Books On Books Collection – Ruth Fine

Summer Day | Winter Night (1994)

Summer Day | Winter Night (1994)
Ruth Fine
Papered slipcase with title printed on spine, enclosing a double-sided leporello. Slipcase, H190 x W110 x D20 mm; Leporello (extended), H185 x W1888 mm. [16] panels per side. Edition of 150, of which this is #56. Acquired from Weinrich Books, 12 June 2024.
Photos: Books On Books Collection. Displayed with permission of the artist.

A curator for the National Gallery of Art (Washington, DC) for forty years, Ruth Fine is an artist in her own right. Holding a significant number of her works, the Pennsylvania Academy of Art (PAFA) organized an exhibition of them from 8 February to 7 July 2024. By including works by artists she has curated, PAFA highlighted those two important elements of her career. Another important element to add, though, is her association with Claire Van Vliet’s Janus Press. Not only is Fine the author of its catalogues raisonnés covering 1975 to 2005, she has provided prints for several of its works and published her own artist’s book under its imprint.

Summer Day | Winter Night (1994) could hardly be more representative of Fine’s and Van Vliet’s work for the Books On Books Collection. It consists of two accordion-folded sheets of Japanese paper, each with linocut prints. One depicts a summer’s day in landscape from five blocks; the other, a winter’s night from four blocks. Designed by Van Vliet, a folded band printed with gold leaf binds the two sheets back to back along three edges with the top edges left untrimmed and free. At one short edge, the band also attaches the leporello to the wraparound cover with the title printed on the front and a colophon inside. The slipcase’s paper covering closely matches the foil-printed band.

Wraparound cover’s attachment by foil-printed band at the bottom and top of front cover.

Fore-edge view (bottom and top) of the foil-printed band joining the two prints.

Interior view of the two sheets at the join with the foil-printed band.

The views on each print are essentially the same landscape with variations generated by the colors applied and careful changes from the five summer blocks to the four winter blocks. Notice how the verdant tree of a summer’s day becomes the barren tree of winter below, and areas of white shift from patches of light to patches of snow.

Some images disappear with the change of color or line — and do so with the change of season. Notice in the center and right panels below how the small white shapes suggestive of summer birds perching in the trees disappear or thin in number in the winter landscape.

Not every image is as easily identified as those of the trees. What is that triangular shape just left of center below? In Fine’s artwork here and her landscape diptychs in the PAFA exhibition, even identifiable figurative images have that edge of abstract expressionism. By blending the figurative and abstract and manipulating them with shifts of palette and change of line, Fine captures the objective and subjective realities that, between opposite seasons, a landscape’s features, textures, light and wind will change, and so will our moods in response to the same but different landscape.

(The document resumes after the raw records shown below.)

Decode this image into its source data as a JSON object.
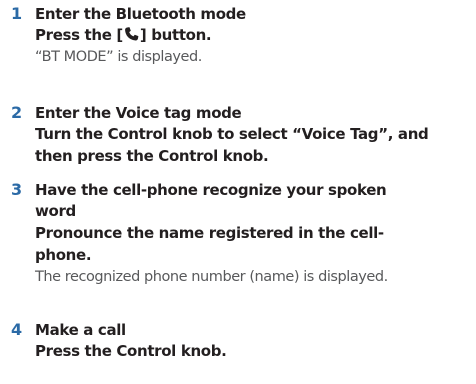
{
  "steps": [
    {
      "number": "1",
      "heading": "Enter the Bluetooth mode",
      "instruction_before": "Press the [",
      "instruction_icon": "phone-handset-icon",
      "instruction_after": "] button.",
      "result": "“BT MODE” is displayed."
    },
    {
      "number": "2",
      "heading": "Enter the Voice tag mode",
      "instruction_lines": [
        "Turn the Control knob to select “Voice Tag”, and",
        "then press the Control knob."
      ]
    },
    {
      "number": "3",
      "heading_lines": [
        "Have the cell-phone recognize your spoken",
        "word"
      ],
      "instruction_lines": [
        "Pronounce the name registered in the cell-",
        "phone."
      ],
      "result": "The recognized phone number (name) is displayed."
    },
    {
      "number": "4",
      "heading": "Make a call",
      "instruction": "Press the Control knob."
    }
  ],
  "colors": {
    "step_number": "#2b6aa6",
    "heading_text": "#231f20",
    "result_text": "#58595b"
  }
}
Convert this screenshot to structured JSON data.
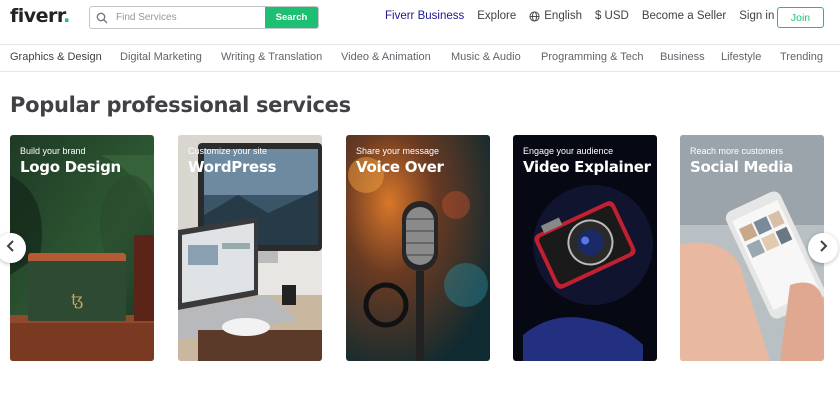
{
  "header": {
    "logo_text": "fiverr",
    "logo_dot": ".",
    "search": {
      "placeholder": "Find Services",
      "button_label": "Search"
    },
    "nav": {
      "fiverr_business": "Fiverr Business",
      "explore": "Explore",
      "language": "English",
      "currency": "$ USD",
      "become_seller": "Become a Seller",
      "sign_in": "Sign in",
      "join": "Join"
    }
  },
  "categories": [
    "Graphics & Design",
    "Digital Marketing",
    "Writing & Translation",
    "Video & Animation",
    "Music & Audio",
    "Programming & Tech",
    "Business",
    "Lifestyle",
    "Trending"
  ],
  "section": {
    "title": "Popular professional services"
  },
  "cards": [
    {
      "subtitle": "Build your brand",
      "title": "Logo Design"
    },
    {
      "subtitle": "Customize your site",
      "title": "WordPress"
    },
    {
      "subtitle": "Share your message",
      "title": "Voice Over"
    },
    {
      "subtitle": "Engage your audience",
      "title": "Video Explainer"
    },
    {
      "subtitle": "Reach more customers",
      "title": "Social Media"
    }
  ],
  "colors": {
    "brand_green": "#1dbf73",
    "business_blue": "#1e1692",
    "text": "#404145"
  },
  "icons": {
    "search": "search-icon",
    "language": "globe-icon",
    "prev": "chevron-left-icon",
    "next": "chevron-right-icon"
  }
}
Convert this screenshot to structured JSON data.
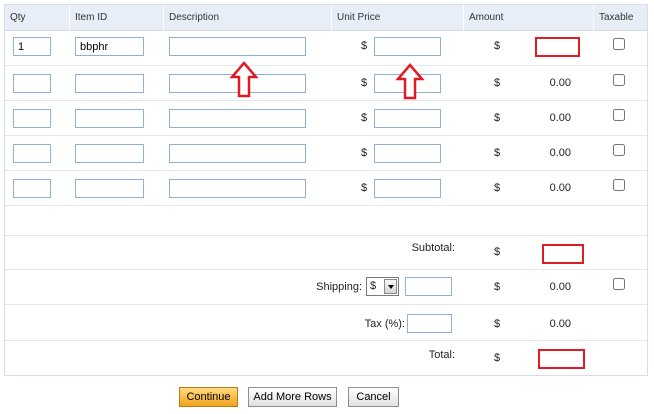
{
  "columns": {
    "qty": "Qty",
    "item_id": "Item ID",
    "description": "Description",
    "unit_price": "Unit Price",
    "amount": "Amount",
    "taxable": "Taxable"
  },
  "currency_symbol": "$",
  "rows": [
    {
      "qty": "1",
      "item_id": "bbphr",
      "description": "",
      "unit_price": "",
      "amount": "",
      "taxable": false
    },
    {
      "qty": "",
      "item_id": "",
      "description": "",
      "unit_price": "",
      "amount": "0.00",
      "taxable": false
    },
    {
      "qty": "",
      "item_id": "",
      "description": "",
      "unit_price": "",
      "amount": "0.00",
      "taxable": false
    },
    {
      "qty": "",
      "item_id": "",
      "description": "",
      "unit_price": "",
      "amount": "0.00",
      "taxable": false
    },
    {
      "qty": "",
      "item_id": "",
      "description": "",
      "unit_price": "",
      "amount": "0.00",
      "taxable": false
    }
  ],
  "totals": {
    "subtotal_label": "Subtotal:",
    "subtotal_value": "",
    "shipping_label": "Shipping:",
    "shipping_type": "$",
    "shipping_value": "",
    "shipping_amount": "0.00",
    "tax_label": "Tax (%):",
    "tax_value": "",
    "tax_amount": "0.00",
    "total_label": "Total:",
    "total_value": ""
  },
  "buttons": {
    "continue": "Continue",
    "add_rows": "Add More Rows",
    "cancel": "Cancel"
  },
  "annotation_color": "#e01b24"
}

By transforming what would otherwise be the flat side-by-side perspective of a diptych into a double-sided leporello, Fine and Janus Press have handed the reader/viewer a more complicated experience. Unlike a wall hanging or the juxtaposed photos above, the double sides impose a break in time, a lag between experiencing summer and winter, day and night. Unlike a pair of fully framed landscapes, these landscapes open freely along their top edges, implying a subjective sense of skyward unboundedness but, at the same time, denying it with a foil-printed frame on the other three edges. The experience of the single texture of the Japanese paper aligns with the artist’s choice of a single landscape. The physical turning the book over aligns with the artist’s physical changes in palette and image to evoke the seasonal changes in that landscape. Hand, eye and mind (memory) are nudged together in this more complicated experience, the more haptic experience of an artist’s book engaging the reader/viewer with the artists and their art.

Further Reading

Judy Fairclough Sgantas“. 25 May 2024. Books On Books Collection.

Claire Van Vliet“. 3 July 2022. Books On Books Collection.

Fine, Ruth. 2006. The Janus Press, Fifty Years : Catalogue Raisonné for 1991-2005, Indexes for 1955-2005. Burlington, Vermont: University of Vermont Libraries.

Fine, Ruth. 1992. The Janus Press 1981-1990 : Catalogue Raisonné. Burlington, Vt: University of Vermont Libraries.

Fine, Ruth. 1982. The Janus Press, 1975-80 : Catalogue Raisonné. Burlington: [Robert Hull Fleming Museum].

Harrington, Leah Triplett, and Dr. Anna Marley. “Cultivator: The Curatorial and Artistic Practice of Ruth Fine in Context“, Artists as Cultivators, Pennsylvania Academy of the Fine Arts (PAFA), Philadelphia, PA, 8 February – 7 July 2024.